Way, way wild, known for disruptive, unpredictable behavior and on-stage fist fights, the Stains were largely ignored by Slash, Search & Destroy and Flipside but inevitably developed a large and loyal following. Their live shows were always irresistible, inflammatory, a guaranteed high-flying good time and the band’s distinctive sound made a significant impact. Black Flag’s Greg Ginn was a notable Stains acolyte, closely following, sharing bills with and eventually signing them to his SST label in 1980. It seemed a propitious, nigh-on-ideal arrangement.
They used $200 from a Whisky gig to record the album, done in a single overnight session, but SST sat on it until 1983—long after the band had broken up. “We recorded from three in the morning til, like, 7 [a.m.]. By 8:30, I was at high school with the tape,” singer Rudy Navarro said. “People knew about us and we had a following, but we had no album. The album didn’t come out until ‘83 and we broke up in September of ‘81.”
“I’d ask ‘Why won’t you put our album out?’”
‘Oh, we’re still working on the second Minutemen album.’”
And I go ‘What about our first?’ ya know?”
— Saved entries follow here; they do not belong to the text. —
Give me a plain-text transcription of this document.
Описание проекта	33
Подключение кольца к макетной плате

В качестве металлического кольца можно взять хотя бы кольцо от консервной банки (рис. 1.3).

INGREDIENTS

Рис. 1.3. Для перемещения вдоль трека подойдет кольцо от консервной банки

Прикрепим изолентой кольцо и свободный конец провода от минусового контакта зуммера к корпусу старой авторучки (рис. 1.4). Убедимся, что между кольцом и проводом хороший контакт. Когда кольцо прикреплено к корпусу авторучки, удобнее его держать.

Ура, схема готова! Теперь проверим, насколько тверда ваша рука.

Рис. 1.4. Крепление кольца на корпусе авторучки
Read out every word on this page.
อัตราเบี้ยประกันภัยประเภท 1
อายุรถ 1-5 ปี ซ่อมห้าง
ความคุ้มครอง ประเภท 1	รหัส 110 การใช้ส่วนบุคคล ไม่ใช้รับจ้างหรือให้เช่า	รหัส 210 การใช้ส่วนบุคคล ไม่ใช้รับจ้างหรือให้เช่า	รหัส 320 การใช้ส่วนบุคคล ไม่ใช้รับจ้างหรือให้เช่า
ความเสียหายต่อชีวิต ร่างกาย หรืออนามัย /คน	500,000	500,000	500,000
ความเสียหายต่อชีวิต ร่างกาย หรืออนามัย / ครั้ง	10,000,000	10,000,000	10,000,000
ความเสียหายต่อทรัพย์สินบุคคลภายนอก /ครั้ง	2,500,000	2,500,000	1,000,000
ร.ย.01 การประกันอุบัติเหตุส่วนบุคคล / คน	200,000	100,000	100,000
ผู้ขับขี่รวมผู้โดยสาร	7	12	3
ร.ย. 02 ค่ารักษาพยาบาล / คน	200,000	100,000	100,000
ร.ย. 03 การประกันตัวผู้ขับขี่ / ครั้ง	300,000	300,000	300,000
“I almost feel like they put us in the closet and said ‘we’re gonna make Black Flag [sound] more like the Stains and fuck you guys—we got your shit in the closet.’”
After imploding, the Stains ascended to shadowy, cult-status, the stuff of legend; it was said they had collectively kicked the asses of the same-named Texas-based Stains to ensure their moniker changed (the band, without ass-kicking, became MDC) and that the Stains conducted an armed break-in of the SST office, seeking to “liberate” the album; as time passed, their influence grew among musicians, the album attained minor Grail status (it currently goes for $1,200 online) but fewer and fewer people knew who they were or what they represented.
Finally, and against all odds, a reunion transpired, largely thanks to Los Illegals’ Jesse Ciuco Velo. “We’d always labored to bring the Stains back home, but first we had to find them,” Velo said. “It was a pain in getting them on board. Got them interviewed on the radio and put them on a Vex reunion show almost at gun point. They distrusted everything and everybody—we loved that.”
It was sporadic and ultimately didn’t last; Becerra contentedly receded into obscurity. Nonetheless, the Stains left a lurid, ineradicable mark on punk rock, one that should have (and, without Ginn’s typically onerous interference, would have) been far greater.
“Robert was a tragedy,” Rivera said. “He was God-gifted, a great musician but had his own demons, and he really had the ‘Oh, they won’t like me cuz I’m a Mexican’ thing going on, he really did. He was big on self-sabotage and it’s a tragedy. Whenever anything about reissuing the album came up, it was always ‘Let it die, let it die,’ that was the quote. Ask any of those big guitar guys, Pat Smear was always asking about Robert—he should’ve been up there with Metallica and all those guys.”
May him and fixx make satan regret he ever called on their souls!